Итак, в Тифлис он вернулся, должно быть, в начале 1904 г. и без промедления ринулся в гущу внутрипартийной потасовки на стороне большевиков, а в конце года в корреспонденции из Кутаиси выразил восхищение, которое ощущал по отношению к Ленину — своему избранному вождю и наставнику в революционном движении. К тому времени он уже прочитал изложенный в «Что делать?» ленинский план построения партии, и это, вероятно, стало для него самым захватывающим чтением после «Отцеубийцы». Во всяком случае, в переписке Джугашвили показал себя убежденным и горячим сторонником и защитником этой хартии большевизма. Он не только безоговорочно воспринял аргументацию Ленина, но и высказал свое мнение относительно наиболее эффективных путей опровержения критиков ленинского плана (имелись в виду Аксельрод, Роза Люксембург, Вера Засулич и Плеханов). Теоретические выпады Плеханова против Ленина он назвал войной с ветряными мельницами, демонстрируя тем самым полное пренебрежение к установившейся репутации Плеханова как глубокого знатока марксизма (в то время довольно дерзкий поступок для безвестного молодого провинциального подпольщика). В действительности речь шла о том, руководитель ли дает массам программу и ее обоснование или же масса руководителю, «кто кого возвышает до понимания программы, руководители руководимых или последние первых?» Если, дескать, теория и программа социализма вырабатываются в умах знающих людей, а не возникают непосредственно из стихийного движения масс, то тогда они должны быть внесены в движение извне. Пролетариат следовало возвысить до сознания истинных классовых интересов. В этом, подчеркнул Джугашвили, состояла идея, которую с полным правом можно было назвать ленинской, поскольку до него никто в русской партийной Литературе не высказывал ее так ясно, как он16.


В письмах из Кутаиси Джугашвили предстает перед нами восторженным учеником, для которого Ленин является величайшим толкователем марксизма в русском движении, «горным орлом» (как указывалось в одном из писем). Причин же для восторгов было немало. Во-первых, ленинская концепция организации профессиональных революционеров как необходимого фактора политической революции подчеркивала важную роль людей, подобных Джугашвили. В соответствии с этой концепцией они становились подлинными творцами будущей революционной истории, а их деятельность в качестве агитаторов и пропагандистов, вносящих в рабочий класс марксистское революционное сознание, превращалась в тот момент в главное партийное поручение, в непременное условие грядущей социалистической революции. Джугашвили был вполне удовлетворен такой идеей. В статьях «Коротко о партийных разногласиях» и «Ответ «социал-демократу» он жестоко бичевал грузинских критиков «замечательной книги» Ленина «Что делать?»17.
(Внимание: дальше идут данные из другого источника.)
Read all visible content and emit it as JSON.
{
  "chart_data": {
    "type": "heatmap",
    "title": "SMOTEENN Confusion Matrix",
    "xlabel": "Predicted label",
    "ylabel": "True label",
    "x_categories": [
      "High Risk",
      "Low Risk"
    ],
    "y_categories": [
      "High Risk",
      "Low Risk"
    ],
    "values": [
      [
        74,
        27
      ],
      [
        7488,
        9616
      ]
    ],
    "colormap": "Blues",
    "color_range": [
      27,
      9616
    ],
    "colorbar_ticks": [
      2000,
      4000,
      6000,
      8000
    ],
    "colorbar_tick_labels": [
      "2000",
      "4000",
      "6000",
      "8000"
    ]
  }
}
Во-вторых, на Джугашвили произвел глубокое впечатление воинственный характер учения Ленина. Ему, нашедшему в Марксовой теории классовой борьбы особую привлекательность, не мог не прийтись по душе ленинский вариант марксизма, в котором главный упор делался именно на классовую борьбу. Это был марксист не мирного, профессорского типа, похожий на Плеханова, а горевший ненавистью человек, призывавший русский народ на борьбу с казенной Россией во имя социализма. Со страниц своих произведений Ленин предстает перед нами непримиримым противником царизма и связанной с ним русской аристократии. Среди сочинений русских марксистов нет другого такого второго, столь глубоко проникнутого воинственным духом классовой борьбы. Это, кстати, нашло отражение и в терминологии, которую применял Ленин, рассуждая о революционной партии. Организация революционеров не раз сравнивалась с элитарной военной организацией, членам которой как профессиональным солдатам революции предстояло встать во главе «мобилизованной армии» всего народа. Им следовало превратить каждую фабрику в «крепость», создать «армию рабочего класса», которая «все теснее и теснее будет смыкать свои ряды» и наконец двинется на штурм царизма в ходе «всенародного вооруженного восстания»18.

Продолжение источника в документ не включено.